Specifically, the program is illegal for its violation of the Foreign Intelligence Surveillance Act (FISA), which was passed by Congress in 1978 so there would be clear rules regarding surveillance of foreign entities and individuals in the United States. This was in response to revelations of widespread government surveillance, including the program COINTELPRO, which targeted black rights and anti-war activists.
FISA was amended by the 2001 Patriot Act to be more lenient in allowing government surveillance. However, in 2005, The New York Times uncovered the fact that President Bush had ordered FISA to be bypassed completely in the surveillance process.
President Obama’s defense of the program ought to raise concerns among those who elected him. On civil liberties, says Santa Cruz Mayor and community studies professor Mike Rotkin, the Obama administration has “a mixed record.”
“I would not be surprised to find them contesting the latest decision and pushing it to a higher level,” said Rotkin, who has served on Santa Cruz’s American Civil Liberties Union board for 10 years. “And, unfortunately, if they get to the current Supreme Court, we’re going be in big trouble.”
The Obama administration argued in court that the surveillance program constituted an important “state secret,” and that for the courts to examine it would endanger national security.
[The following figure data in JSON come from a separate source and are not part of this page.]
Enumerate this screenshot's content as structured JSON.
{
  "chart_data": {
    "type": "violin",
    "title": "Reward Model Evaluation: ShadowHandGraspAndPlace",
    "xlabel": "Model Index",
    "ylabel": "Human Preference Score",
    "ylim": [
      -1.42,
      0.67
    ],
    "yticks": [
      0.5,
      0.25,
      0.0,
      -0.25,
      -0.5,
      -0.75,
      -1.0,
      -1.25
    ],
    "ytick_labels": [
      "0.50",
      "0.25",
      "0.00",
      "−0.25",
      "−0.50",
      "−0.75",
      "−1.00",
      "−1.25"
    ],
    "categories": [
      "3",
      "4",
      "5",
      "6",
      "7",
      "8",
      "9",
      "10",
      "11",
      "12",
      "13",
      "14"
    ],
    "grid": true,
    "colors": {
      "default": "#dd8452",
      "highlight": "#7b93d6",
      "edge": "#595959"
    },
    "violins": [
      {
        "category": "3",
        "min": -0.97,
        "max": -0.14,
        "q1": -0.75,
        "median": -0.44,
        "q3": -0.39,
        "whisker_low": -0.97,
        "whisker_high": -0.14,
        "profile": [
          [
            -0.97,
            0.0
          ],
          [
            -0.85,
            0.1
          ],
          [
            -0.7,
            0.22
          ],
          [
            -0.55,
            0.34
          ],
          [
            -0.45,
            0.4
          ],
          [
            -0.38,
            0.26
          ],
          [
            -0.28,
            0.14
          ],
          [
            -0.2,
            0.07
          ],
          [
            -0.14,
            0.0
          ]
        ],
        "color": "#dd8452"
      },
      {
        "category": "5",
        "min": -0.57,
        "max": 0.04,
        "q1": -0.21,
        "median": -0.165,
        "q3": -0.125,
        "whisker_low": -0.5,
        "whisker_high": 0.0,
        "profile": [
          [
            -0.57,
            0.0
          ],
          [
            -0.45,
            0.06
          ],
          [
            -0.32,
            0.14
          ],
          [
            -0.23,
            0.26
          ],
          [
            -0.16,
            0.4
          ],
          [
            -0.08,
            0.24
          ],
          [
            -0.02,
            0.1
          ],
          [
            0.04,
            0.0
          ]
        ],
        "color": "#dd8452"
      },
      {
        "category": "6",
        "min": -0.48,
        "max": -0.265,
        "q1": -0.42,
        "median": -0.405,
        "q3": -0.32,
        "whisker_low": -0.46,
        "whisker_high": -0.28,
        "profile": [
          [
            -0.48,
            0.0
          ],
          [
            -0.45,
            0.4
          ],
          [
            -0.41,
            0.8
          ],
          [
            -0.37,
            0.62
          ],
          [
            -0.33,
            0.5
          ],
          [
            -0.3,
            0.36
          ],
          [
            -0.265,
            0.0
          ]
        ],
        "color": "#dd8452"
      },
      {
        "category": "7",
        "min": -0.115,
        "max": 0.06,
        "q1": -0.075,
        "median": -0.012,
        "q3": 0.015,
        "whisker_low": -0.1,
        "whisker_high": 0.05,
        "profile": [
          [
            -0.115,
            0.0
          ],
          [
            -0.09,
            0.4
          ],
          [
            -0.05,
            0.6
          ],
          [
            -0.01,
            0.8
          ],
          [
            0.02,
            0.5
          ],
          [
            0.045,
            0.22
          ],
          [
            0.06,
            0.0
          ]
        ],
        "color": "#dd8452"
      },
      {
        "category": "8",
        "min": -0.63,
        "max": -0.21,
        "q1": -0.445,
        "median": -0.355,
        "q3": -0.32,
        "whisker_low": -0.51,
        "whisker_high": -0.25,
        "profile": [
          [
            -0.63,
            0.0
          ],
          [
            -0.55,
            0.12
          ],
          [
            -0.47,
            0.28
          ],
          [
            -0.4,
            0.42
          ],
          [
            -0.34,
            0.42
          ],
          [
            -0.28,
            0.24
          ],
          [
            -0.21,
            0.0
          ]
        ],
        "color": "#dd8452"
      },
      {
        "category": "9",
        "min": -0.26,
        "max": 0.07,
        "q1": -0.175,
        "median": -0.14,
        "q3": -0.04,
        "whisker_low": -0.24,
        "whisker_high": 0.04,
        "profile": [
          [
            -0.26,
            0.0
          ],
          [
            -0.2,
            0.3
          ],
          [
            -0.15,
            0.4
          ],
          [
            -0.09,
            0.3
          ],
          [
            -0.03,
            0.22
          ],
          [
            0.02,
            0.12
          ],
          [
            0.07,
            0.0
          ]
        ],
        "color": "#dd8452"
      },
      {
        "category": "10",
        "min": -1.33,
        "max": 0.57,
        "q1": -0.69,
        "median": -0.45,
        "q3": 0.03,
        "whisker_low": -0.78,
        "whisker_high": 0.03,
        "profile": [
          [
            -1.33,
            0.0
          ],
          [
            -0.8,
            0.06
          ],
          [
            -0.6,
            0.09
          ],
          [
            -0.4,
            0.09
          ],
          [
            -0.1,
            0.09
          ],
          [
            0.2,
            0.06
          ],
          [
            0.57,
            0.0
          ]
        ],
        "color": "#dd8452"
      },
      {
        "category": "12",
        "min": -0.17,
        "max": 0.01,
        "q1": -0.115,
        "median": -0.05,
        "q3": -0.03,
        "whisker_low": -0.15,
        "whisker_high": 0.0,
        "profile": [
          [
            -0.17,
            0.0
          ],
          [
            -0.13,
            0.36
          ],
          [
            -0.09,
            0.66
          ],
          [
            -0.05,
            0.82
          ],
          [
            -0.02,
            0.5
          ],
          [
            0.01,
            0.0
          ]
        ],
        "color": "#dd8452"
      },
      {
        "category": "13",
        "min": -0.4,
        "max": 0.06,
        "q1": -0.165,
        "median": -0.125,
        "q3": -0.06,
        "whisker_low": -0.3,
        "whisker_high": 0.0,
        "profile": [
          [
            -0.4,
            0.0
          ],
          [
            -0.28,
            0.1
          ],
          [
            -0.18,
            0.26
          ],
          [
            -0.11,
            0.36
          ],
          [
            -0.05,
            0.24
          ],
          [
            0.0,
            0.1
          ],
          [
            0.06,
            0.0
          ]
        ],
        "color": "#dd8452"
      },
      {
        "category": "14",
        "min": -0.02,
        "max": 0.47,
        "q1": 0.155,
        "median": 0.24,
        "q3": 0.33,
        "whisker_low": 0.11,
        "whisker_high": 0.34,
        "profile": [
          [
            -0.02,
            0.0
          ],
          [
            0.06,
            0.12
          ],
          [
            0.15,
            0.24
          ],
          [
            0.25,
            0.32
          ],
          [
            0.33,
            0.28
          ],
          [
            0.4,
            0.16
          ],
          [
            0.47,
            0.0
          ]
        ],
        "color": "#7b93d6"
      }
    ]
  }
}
“But anything can be a state secret,” Rotkin protests. “There still needs to be judicial review of state secrets. They could get warrants that would be subject to limitations based on state secret needs … they’re not doing that, and that’s what’s scary here. ‘We want to wiretap this guy. We’re not going to tell anybody who he is, why we’re doing it … nobody will know anything, we’re just going to go wiretapping. And, trust us, we wouldn’t do it if it weren’t important to the state.’ What kind of limitation is that? I mean, where’s the line between that and fascism? State power should not be unbridled. It needs to be limited in significant ways.”
Mayor Rotkin said more than once in his interview with me that he did not think President Obama was a fascist, and that the Obama administration has been far better than Bush’s. I agree with him, although some on the left, such as Ted Rall, President of the Association of American Editorial Cartoonists, have become so frustrated with Obama that they have deemed him even worse than his predecessor.
But Obama is better than Bush. His recent actions regarding health care and nuclear weapons prove this. However, his continuation of Bush-era civil liberties abuses like warrantless wiretapping have not been his only failure — his escalation of the war in Afghanistan is one of the biggest examples. I only ask that students think about the president’s policies before they put on their campaign T-shirts from 2008, and that they continue to fight for causes they believe in, not just politicians.